Daniel Engber pushes back on the absurd notion that the problem with fat kids is that as a society, we haven't made it clear how disgusting we find them:
This idea--that we've gone soft in more ways than one--has come up again and again in Slate's effort to crowdsource a remedy for overweight children. "Schools should actively stigmatize being fat," writes one member of the Hive; "few things are more terrifying to a kid than being an outcast." Another declares, "We need to stop telling children to 'love themselves the way they are.'" A third suggests that the government take custody of any child with obese parents, as a way to "get both parents and children motivated to exercise and eat healthy."
These proposals are so plainly ill-advised, so thoroughly at odds with the available evidence on the causes of obesity, and so utterly detrimental to the welfare of our children, that I can only indulge in the fantasy that they're meant as satire. Let's be realistic, though: They're not. And their presence in the Hive--among many other suggestions, to be sure--reflects the danger of equating a child's health with the shape of his body.

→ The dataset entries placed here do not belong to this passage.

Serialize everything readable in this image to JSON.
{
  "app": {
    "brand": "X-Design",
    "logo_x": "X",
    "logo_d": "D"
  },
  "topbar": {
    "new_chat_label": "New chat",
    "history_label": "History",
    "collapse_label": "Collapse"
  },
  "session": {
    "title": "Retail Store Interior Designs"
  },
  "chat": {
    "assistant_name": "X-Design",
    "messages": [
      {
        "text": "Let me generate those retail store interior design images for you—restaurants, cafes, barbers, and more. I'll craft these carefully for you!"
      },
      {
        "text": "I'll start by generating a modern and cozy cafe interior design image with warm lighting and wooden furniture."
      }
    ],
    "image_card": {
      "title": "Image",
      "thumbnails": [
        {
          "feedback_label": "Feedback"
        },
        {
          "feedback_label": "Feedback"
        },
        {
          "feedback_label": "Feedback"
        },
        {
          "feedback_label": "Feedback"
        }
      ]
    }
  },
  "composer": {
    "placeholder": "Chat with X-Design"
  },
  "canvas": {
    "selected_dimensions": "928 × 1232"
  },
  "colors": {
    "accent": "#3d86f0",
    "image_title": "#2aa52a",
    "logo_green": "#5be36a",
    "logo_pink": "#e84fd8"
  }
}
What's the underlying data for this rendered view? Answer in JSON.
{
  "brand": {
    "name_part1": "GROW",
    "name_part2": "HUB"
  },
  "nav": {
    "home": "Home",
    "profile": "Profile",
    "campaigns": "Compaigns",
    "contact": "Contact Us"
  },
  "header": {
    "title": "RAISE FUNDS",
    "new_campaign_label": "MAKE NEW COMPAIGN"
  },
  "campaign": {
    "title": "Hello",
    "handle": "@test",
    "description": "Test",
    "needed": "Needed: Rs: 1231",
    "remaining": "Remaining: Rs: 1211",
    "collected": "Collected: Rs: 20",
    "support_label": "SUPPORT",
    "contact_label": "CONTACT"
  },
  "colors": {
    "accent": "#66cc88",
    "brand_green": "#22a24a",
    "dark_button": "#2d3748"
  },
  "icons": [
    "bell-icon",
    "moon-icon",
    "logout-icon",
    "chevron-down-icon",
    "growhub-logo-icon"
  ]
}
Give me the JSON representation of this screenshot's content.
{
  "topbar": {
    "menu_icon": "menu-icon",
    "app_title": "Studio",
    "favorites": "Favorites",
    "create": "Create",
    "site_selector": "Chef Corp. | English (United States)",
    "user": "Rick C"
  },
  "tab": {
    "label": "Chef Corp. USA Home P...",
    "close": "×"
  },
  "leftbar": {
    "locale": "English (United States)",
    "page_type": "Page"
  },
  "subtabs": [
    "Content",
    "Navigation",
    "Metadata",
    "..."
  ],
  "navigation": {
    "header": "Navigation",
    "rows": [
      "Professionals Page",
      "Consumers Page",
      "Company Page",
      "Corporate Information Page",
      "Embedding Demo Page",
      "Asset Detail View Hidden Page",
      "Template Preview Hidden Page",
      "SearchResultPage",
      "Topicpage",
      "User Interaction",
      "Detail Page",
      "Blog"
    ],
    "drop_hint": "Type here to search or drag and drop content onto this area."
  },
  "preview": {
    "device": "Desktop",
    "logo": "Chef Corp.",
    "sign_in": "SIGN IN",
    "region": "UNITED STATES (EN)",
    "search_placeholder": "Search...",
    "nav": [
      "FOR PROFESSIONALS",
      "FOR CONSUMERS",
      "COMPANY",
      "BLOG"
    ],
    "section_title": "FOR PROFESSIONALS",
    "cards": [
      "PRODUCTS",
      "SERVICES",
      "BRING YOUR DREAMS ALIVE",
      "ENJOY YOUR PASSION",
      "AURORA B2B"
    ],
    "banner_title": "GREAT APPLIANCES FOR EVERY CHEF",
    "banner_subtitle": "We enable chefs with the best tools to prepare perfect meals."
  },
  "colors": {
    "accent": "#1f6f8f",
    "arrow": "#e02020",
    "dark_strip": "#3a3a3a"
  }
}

Obviously, these suggestions are quite extreme, and absurd--as Engber points out, it's not as if kids started getting fatter because our society became so much more welcoming of body fat. But some variant of it is very common when we discuss "education" as a way to combat obesity (childhood or otherwise). The problem is not that overweight people are unaware that society would be nicer to them if they would eat less and get thinner. And even quite young children know which foods are fattening--which is how they know to torment fat kids they catch eating them.